His trainer said afterwards that he would probably go for the final of this series at the Punchestown Festival, a race that Russian Diamond’s trainer Emmet Mullins won last year with Zero Ten, but that he would be jumping fences sooner rather than later.
The Gordon Elliott-trained Aramax ran out an impressive winner of the four-year-olds’ hurdle. Settled nicely by Mark Walsh early on in second place behind favourite Gin On Lime, he and his stable companion Recent Revelations moved on as they raced around the home turn after Gin On Lime had made a mistake at the third last flight.
JP McManus’ horse hit the front on the run to the final flight though, and he came nicely clear of his rivals up the run-in to win well.
This is the race that Band Of Outlaws won last year before he went to Cheltenham and won the Fred Winter Hurdle, so it wasn’t that surprising that bookmakers promoted Aramax to the top of this year’s Fred Winter market on the back of this win.

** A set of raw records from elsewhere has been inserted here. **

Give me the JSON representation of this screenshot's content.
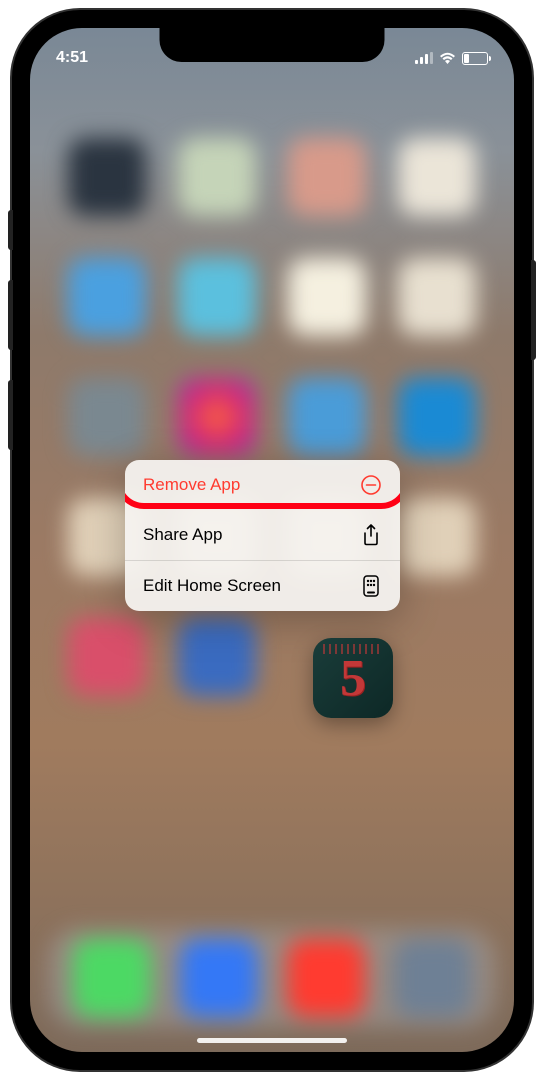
{
  "status_bar": {
    "time": "4:51"
  },
  "context_menu": {
    "items": [
      {
        "label": "Remove App",
        "icon": "minus-circle",
        "destructive": true,
        "highlighted": true
      },
      {
        "label": "Share App",
        "icon": "share",
        "destructive": false,
        "highlighted": false
      },
      {
        "label": "Edit Home Screen",
        "icon": "apps",
        "destructive": false,
        "highlighted": false
      }
    ]
  },
  "source_app": {
    "glyph": "5"
  }
}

The Maxios gelding is a nicely progressive juvenile hurdler, he wasn’t beaten far by Wolf Prince at Fairyhouse on just his second run for Gordon Elliott, and Saturday’s win was a nice step forward from that. His new Irish racing of 134 is workable (Band Of Outlaws raced off a British mark of 139 when he won last year’s Fred Winter Hurdle) and he will be a player in the Fred Winter all right if that is where he goes now.